アドレナリンを求めて、走り続ける主人公。
「奪った白バイに立ち乗りで、恋人に会いに行く。
遅れてごめんと、くちゃくちゃの花束をプレゼント。
敵と戦うところは見せない。暴力的なのに優しい。
お尻丸出しだから、ヒーロー。」と中谷さん。
007のような、まったくすきのないヒーローもいいですが、
ルパンのような、ちょっと抜けたヒーローも魅力的ですね。
「画面が暗くなった。
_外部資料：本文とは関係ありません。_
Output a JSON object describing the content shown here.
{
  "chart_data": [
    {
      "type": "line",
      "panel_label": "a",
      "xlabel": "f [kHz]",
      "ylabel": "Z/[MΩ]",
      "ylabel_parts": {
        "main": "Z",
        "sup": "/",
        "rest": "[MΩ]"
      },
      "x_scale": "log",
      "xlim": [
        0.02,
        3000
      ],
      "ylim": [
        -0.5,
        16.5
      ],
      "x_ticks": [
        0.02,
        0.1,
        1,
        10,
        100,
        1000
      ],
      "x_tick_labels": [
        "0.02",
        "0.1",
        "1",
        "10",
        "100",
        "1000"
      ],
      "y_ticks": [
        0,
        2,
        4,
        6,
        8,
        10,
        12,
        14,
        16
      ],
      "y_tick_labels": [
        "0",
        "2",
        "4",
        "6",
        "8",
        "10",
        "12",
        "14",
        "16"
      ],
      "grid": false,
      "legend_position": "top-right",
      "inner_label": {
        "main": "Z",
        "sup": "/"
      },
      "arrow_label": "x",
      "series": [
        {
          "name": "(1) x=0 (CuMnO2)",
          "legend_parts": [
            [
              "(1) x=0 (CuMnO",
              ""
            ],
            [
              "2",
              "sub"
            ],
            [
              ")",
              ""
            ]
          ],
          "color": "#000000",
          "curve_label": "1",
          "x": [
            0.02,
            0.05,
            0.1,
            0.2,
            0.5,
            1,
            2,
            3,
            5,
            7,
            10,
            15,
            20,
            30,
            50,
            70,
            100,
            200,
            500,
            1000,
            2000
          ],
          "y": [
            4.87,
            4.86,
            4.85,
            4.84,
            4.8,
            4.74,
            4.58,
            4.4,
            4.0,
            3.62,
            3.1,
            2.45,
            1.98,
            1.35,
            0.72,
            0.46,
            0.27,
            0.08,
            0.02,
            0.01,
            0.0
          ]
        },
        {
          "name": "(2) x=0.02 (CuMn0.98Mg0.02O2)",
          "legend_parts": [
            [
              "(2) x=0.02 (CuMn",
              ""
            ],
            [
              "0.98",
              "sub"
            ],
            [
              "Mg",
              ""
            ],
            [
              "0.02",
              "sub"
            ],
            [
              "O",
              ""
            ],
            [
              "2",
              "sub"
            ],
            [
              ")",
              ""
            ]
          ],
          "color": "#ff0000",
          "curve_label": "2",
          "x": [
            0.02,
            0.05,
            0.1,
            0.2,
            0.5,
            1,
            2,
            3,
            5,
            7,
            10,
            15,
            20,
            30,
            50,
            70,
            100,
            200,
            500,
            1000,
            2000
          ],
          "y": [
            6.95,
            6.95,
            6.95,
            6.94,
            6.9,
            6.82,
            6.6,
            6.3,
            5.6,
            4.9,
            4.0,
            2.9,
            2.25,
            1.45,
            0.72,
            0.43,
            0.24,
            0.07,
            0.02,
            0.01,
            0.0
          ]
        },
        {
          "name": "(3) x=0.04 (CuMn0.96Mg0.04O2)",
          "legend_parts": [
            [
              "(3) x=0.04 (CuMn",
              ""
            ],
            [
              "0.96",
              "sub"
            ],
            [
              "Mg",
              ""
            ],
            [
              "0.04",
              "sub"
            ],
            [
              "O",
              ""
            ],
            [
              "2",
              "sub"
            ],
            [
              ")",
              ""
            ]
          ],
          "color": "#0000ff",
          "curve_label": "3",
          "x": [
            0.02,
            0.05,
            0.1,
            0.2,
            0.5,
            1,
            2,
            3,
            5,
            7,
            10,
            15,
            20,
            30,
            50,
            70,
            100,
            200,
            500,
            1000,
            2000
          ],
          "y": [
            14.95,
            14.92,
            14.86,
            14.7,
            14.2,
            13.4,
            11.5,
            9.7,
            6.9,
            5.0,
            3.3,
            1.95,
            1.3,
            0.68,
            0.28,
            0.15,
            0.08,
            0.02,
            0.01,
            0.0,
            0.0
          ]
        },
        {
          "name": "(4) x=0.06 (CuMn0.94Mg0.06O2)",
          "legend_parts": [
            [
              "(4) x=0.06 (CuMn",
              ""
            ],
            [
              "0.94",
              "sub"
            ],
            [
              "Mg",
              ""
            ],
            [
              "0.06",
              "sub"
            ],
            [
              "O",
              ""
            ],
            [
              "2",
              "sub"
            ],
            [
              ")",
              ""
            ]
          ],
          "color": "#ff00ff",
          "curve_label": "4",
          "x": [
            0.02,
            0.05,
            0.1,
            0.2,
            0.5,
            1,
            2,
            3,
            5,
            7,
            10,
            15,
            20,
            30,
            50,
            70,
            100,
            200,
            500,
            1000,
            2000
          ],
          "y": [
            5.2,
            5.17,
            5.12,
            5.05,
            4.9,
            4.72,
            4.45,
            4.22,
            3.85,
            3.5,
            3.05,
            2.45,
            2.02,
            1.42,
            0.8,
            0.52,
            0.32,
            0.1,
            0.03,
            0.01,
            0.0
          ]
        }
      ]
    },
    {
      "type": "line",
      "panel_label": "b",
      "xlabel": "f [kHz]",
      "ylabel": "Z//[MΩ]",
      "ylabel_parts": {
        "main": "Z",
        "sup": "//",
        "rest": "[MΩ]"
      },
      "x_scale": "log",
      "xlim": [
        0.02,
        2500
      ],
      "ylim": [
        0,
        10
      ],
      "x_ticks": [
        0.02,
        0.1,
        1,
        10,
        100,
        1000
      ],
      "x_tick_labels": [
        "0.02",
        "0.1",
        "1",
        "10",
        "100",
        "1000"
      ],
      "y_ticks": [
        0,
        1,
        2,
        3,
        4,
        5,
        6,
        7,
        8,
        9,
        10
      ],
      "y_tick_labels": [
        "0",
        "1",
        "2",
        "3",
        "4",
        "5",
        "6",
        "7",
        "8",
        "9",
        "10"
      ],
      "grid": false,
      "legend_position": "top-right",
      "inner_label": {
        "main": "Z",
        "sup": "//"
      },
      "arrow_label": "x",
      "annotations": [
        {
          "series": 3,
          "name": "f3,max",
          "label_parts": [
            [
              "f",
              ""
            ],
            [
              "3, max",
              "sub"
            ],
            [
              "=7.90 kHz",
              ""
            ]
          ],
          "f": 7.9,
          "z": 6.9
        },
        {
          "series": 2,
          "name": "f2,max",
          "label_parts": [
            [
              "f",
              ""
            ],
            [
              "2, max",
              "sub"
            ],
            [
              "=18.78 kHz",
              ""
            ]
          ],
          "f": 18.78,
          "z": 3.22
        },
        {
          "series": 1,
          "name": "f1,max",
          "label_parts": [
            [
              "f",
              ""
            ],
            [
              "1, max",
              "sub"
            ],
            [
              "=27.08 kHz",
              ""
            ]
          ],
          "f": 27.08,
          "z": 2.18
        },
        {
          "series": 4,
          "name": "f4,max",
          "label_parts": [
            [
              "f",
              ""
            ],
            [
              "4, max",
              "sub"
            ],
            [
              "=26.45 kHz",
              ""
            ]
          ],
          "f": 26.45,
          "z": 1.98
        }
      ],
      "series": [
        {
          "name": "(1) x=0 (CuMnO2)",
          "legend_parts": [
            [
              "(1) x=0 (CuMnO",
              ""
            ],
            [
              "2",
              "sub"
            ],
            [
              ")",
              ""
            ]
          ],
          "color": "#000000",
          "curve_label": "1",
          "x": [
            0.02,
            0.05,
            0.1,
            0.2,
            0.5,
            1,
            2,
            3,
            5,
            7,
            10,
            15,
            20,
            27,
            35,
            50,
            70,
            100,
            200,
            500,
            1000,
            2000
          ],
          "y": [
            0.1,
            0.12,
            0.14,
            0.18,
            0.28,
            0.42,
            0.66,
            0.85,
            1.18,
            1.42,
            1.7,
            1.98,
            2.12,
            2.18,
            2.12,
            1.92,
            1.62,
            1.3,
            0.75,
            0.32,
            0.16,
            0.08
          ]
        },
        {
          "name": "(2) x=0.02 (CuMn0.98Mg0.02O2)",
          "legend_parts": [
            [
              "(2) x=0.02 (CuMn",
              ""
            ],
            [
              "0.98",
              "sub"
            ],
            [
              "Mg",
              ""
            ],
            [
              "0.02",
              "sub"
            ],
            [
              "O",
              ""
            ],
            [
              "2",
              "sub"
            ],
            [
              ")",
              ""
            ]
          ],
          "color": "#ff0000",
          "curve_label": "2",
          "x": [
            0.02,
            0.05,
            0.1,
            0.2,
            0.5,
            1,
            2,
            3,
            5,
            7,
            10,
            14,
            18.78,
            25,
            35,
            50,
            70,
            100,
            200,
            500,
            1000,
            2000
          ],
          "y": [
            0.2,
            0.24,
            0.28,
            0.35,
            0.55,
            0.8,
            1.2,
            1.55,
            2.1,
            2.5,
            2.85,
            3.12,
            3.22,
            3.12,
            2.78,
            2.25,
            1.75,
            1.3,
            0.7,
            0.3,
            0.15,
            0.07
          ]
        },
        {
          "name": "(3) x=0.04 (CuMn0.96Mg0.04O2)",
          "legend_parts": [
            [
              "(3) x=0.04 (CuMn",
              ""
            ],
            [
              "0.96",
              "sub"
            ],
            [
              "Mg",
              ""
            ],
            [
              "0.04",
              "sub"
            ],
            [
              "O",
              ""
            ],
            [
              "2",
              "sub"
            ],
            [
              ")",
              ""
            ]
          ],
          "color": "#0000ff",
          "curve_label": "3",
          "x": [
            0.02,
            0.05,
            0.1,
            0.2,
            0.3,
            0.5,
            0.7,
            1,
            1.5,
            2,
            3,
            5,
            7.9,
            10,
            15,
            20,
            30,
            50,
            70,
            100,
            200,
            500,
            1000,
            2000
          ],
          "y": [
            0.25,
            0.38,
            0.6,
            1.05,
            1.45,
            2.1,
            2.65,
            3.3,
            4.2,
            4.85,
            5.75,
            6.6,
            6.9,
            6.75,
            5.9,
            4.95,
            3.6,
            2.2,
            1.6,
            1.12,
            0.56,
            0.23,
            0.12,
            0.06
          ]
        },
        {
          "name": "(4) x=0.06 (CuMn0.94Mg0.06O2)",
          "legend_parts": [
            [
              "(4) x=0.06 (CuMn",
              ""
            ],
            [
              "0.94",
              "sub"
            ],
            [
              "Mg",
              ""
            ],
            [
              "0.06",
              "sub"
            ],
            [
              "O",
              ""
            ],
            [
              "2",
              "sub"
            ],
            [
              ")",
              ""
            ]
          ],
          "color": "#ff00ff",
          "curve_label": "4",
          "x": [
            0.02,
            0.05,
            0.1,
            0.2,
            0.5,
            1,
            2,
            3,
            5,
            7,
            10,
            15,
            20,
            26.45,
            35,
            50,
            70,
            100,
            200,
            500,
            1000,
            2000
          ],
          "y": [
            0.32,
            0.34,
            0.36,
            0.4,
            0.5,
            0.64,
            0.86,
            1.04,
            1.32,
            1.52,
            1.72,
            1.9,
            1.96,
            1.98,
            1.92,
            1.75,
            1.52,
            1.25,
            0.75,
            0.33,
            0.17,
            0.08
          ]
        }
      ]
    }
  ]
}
これは死んだという展開。
だけど、一瞬パチっと明るくなる。これは、まばたき。
ここは、よく観ておかなければならない。
死んだと思った人は、ここに気づかない。」と中谷さん。
映画「アドレナリン」には、やはり続編ができました。
「アドレナリン ハイ・ボルテージ」というタイトルの通り、
今度は、1時間に1回充電しなければならないという設定。
「バカバカしいから、元気が出る。」映画とのことです。
2本目は「キャッチミー・イフ・ユー・キャン」。
実際にあった巨額詐欺事件が下敷きになっています。
監督はスティーブン・スピルバーグ。
稀代の詐欺師をレオナルド・ディカプリオ、
彼を追うFBI捜査官をトム・ハンクスが演じます。
「あきらめるな、もがけ。これがメッセージ。」と中谷さん。
「あきらめない」2人の生き様に魅了される作品です。
「駿台時代、僕はスーツで授業を受けていた。
だから、講師専用のエレベーターにも乗ることができた。
スピルバーグ監督も、学生なのにスーツを着ていた。
それで、ユニバーサルスタジオに出入りするうちに、
みんな顔なじみになっていた。」と中谷さん。
パイロットの制服を着て、信用を得ていくディカプリオ。
服装は、信用を獲得する上で、最高の武器なのですね。
ついに捕まえたと踏み込んだトム・ハンクス。
「身分証を見せろ」に対して、ディカプリオは、
「まず、君が見せろ」と平然と切り返します。
転校先の学校でも、生徒でありながら、先生になりきって、
1週間にわたってフランス語の授業を行ったディカプリオ。
「堂々としている。逃げない。」と中谷さん。
「逃げる」ためには「逃げない」ことなのですね。
娘の年齢を騙っていたトム・ハンクス。
なじられたディカプリオに対して、こう言いました。
「時に、嘘の中に生きるほうが、楽だからね。
このセリフに、スピルバーグは自分を重ねた。
映画という作り事、偽小切手という作り事。
ディカプリオが、スピルバーグ。」と中谷さん。
この解釈は、中谷さんの映画解説ならではですね。